Although being almost 6 years old, I think this question deserves another try.
JSON format has a few misunderstandings in people's minds, especially how they are stored and how they are read back.
JSON documents, are stored as either a single object having all the other fields, or an array of multiple object possibly in same format. this second part is important because arrays in almost every programming language are defined by angle brackets and values separated by commas (note here I used a person object as my single value):
[
{"name":"John","surname":"Doe"},
{"name":"Jane","surname":"Doe"}
]
also note that everything except brackets, numbers and booleans are enclosed in quotes when written into file.

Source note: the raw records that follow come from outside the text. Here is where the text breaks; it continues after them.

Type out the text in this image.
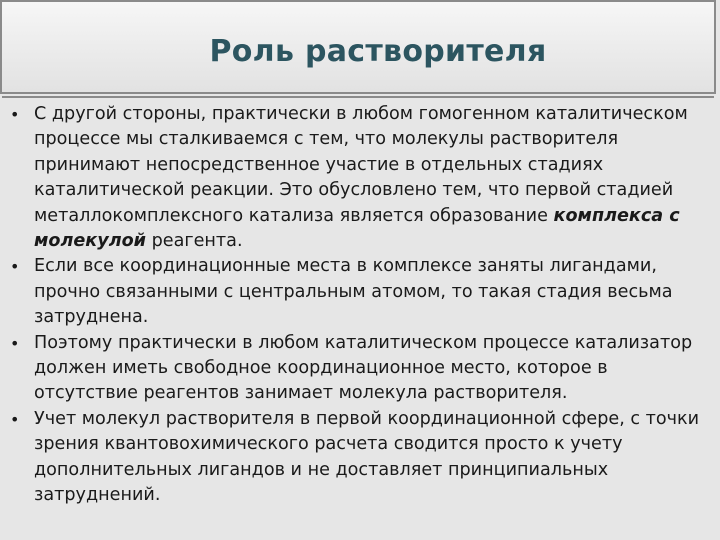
Роль растворителя
• С другой стороны, практически в любом гомогенном каталитическом процессе мы сталкиваемся с тем, что молекулы растворителя принимают непосредственное участие в отдельных стадиях каталитической реакции. Это обусловлено тем, что первой стадией металлокомплексного катализа является образование комплекса с молекулой реагента.
• Если все координационные места в комплексе заняты лигандами, прочно связанными с центральным атомом, то такая стадия весьма затруднена.
• Поэтому практически в любом каталитическом процессе катализатор должен иметь свободное координационное место, которое в отсутствие реагентов занимает молекула растворителя.
• Учет молекул растворителя в первой координационной сфере, с точки зрения квантовохимического расчета сводится просто к учету дополнительных лигандов и не доставляет принципиальных затруднений.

however, there is another use that is not official but preferred to transfer datasets easily where every object, or document as in nosql/mongo language, are stored in a new line like this:
{"name":"John","surname":"Doe"}
{"name":"Jane","surname":"Doe"}
so for the question, OP has a document written in this second form, but tries an algorithm written to read the first form. following code has few simple changes to achieve this, and the user must read the file knowing that:
var json: String = "["
for (line <- io.Source.fromFile("twitter38.json").getLines) json += line + ","
json=json.splitAt(json.length()-1)._1
json+= "]"
val data = parse(json)
PS: although #sbrannon, has the correct idea, the example he/she gave has mistakenly curly braces instead of angle brackets to surround the data.
EDIT: I have added json=json.splitAt(json.length()-1)._1 because the code above ends with a trailing comma which will cause parse error per the JSON format definition.